O Amazonas cumpre metas do Ministério da Agricultura, Pecuária e Abastecimento (Mapa) para ser área livre de febre aftosa, com a tendência de encerrar o ciclo de vacinação do rebanho bovino ou bubalino até 2023. Mas antes disso, de acordo com o vereador Tião Teixeira (PTB), os pecuaristas precisam fazer o dever de casa: manter o gado vacinado.

Em pronunciamento na segunda-feira, 18, o presidente da Comissão de Setor Primário, Abastecimento e Políticas Rurais na Câmara Municipal de Parintins ressaltou a 1ª Etapa da Campanha Contra Febre Aftosa, em vigência de 15 de março à 30 de abril, com notificação de vacinação na Agência de Defesa Agropecuária e Florestal do Amazonas (Adaf) até 15 de maio.

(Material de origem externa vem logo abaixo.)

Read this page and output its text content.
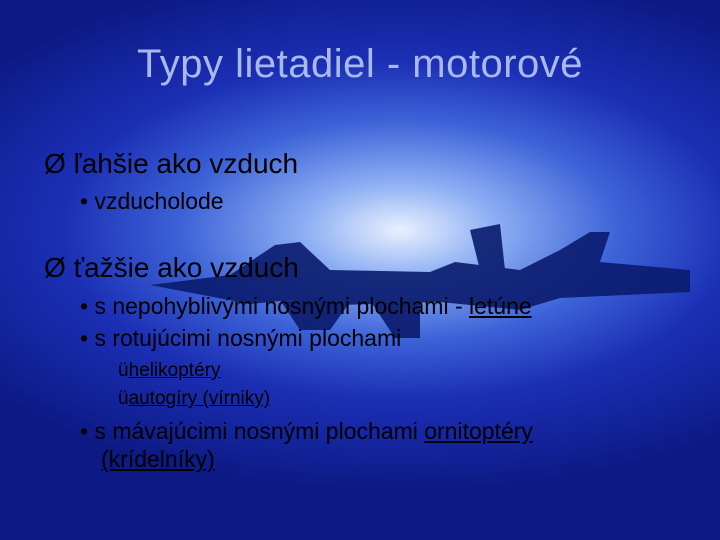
Typy lietadiel - motorové
Ø ľahšie ako vzduch
• vzducholode
Ø ťažšie ako vzduch
• s nepohyblivými nosnými plochami - letúne
• s rotujúcimi nosnými plochami
ühelikoptéry
üautogíry (vírniky)
• s mávajúcimi nosnými plochami ornitoptéry
(krídelníky)
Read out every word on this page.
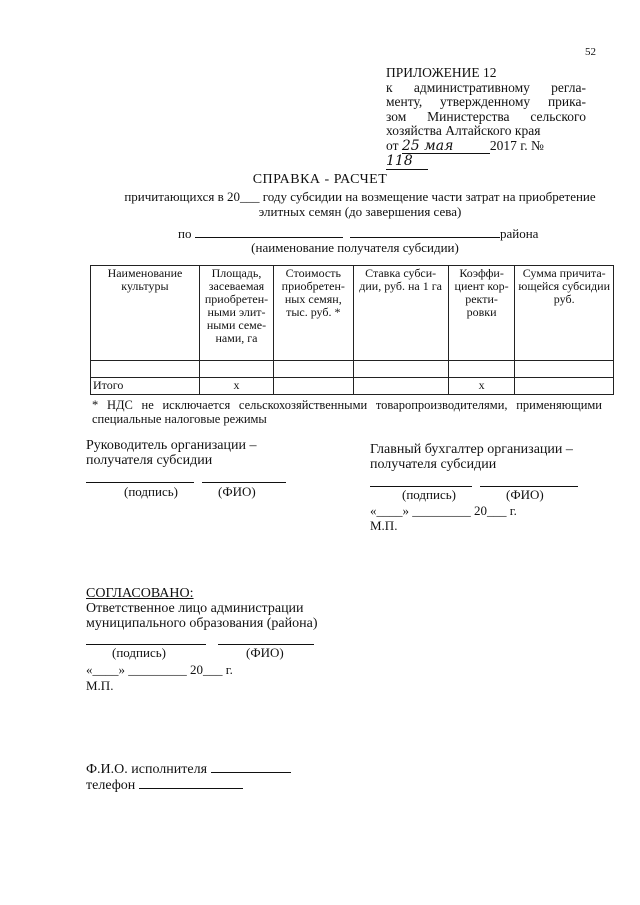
52
ПРИЛОЖЕНИЕ 12
к административному регла-
менту, утвержденному прика-
зом Министерства сельского
хозяйства Алтайского края
от 25 мая	2017 г. № 118
СПРАВКА - РАСЧЕТ
причитающихся в 20___ году субсидии на возмещение части затрат на приобретение
элитных семян (до завершения сева)
по	района
(наименование получателя субсидии)
Наименование культуры	Площадь, засеваемая приобретен- ными элит- ными семе- нами, га	Стоимость приобретен- ных семян, тыс. руб. *	Ставка субси- дии, руб. на 1 га	Коэффи- циент кор- ректи- ровки	Сумма причита- ющейся субсидии руб.

Итого	х			х	
* НДС не исключается сельскохозяйственными товаропроизводителями, применяющими специальные налоговые режимы
Руководитель организации –
получателя субсидии

(подпись)	(ФИО)
Главный бухгалтер организации –
получателя субсидии

(подпись)	(ФИО)
«____» _________ 20___ г.
М.П.
СОГЛАСОВАНО:
Ответственное лицо администрации
муниципального образования (района)

(подпись)	(ФИО)
«____» _________ 20___ г.
М.П.
Ф.И.О. исполнителя
телефон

Conforme Tião Teixeira, a partir de 2019, o Estado é reconhecido área livre de febre aftosa, com vacinação, pela Organização Mundial de Saúde Animal. “Essa certificação abriu o mercado para os criadores do Amazonas exportarem gado para outros estados. Desde a incidência de foco de febre aftosa em Careiro da Várzea, em 2004, o Estado amargou prejuízos econômicos na pecuária”, explica.

Segundo o parlamentar, o Amazonas ficou impedido de vender ou transportar qualquer animal ao Brasil e ao exterior por 14 anos. “Agora, nossa responsabilidade é muito maior para o Amazonas se tornar área livre de febre aftosa, sem necessidade de vacinação. O maior parceiro nessa caminhada são os criadores, que mantém o gado vacinado e notificam a Adaf”, declarou.

Junto com o presidente da Câmara, Telo Pinto (PSDB), e o vereador Afonso Caburi (PTB), Tião Teixeira participou da abertura da 1ª etapa da campanha, na Adaf, no dia 15 de março. “O reconhecimento internacional como área livre de febre aftosa é uma conquista dos envolvidos nessa cadeia produtiva, seja governo ou produtor. É muito importante todos estarem cientes de suas obrigações para o crescimento da nossa pecuária”, frisa.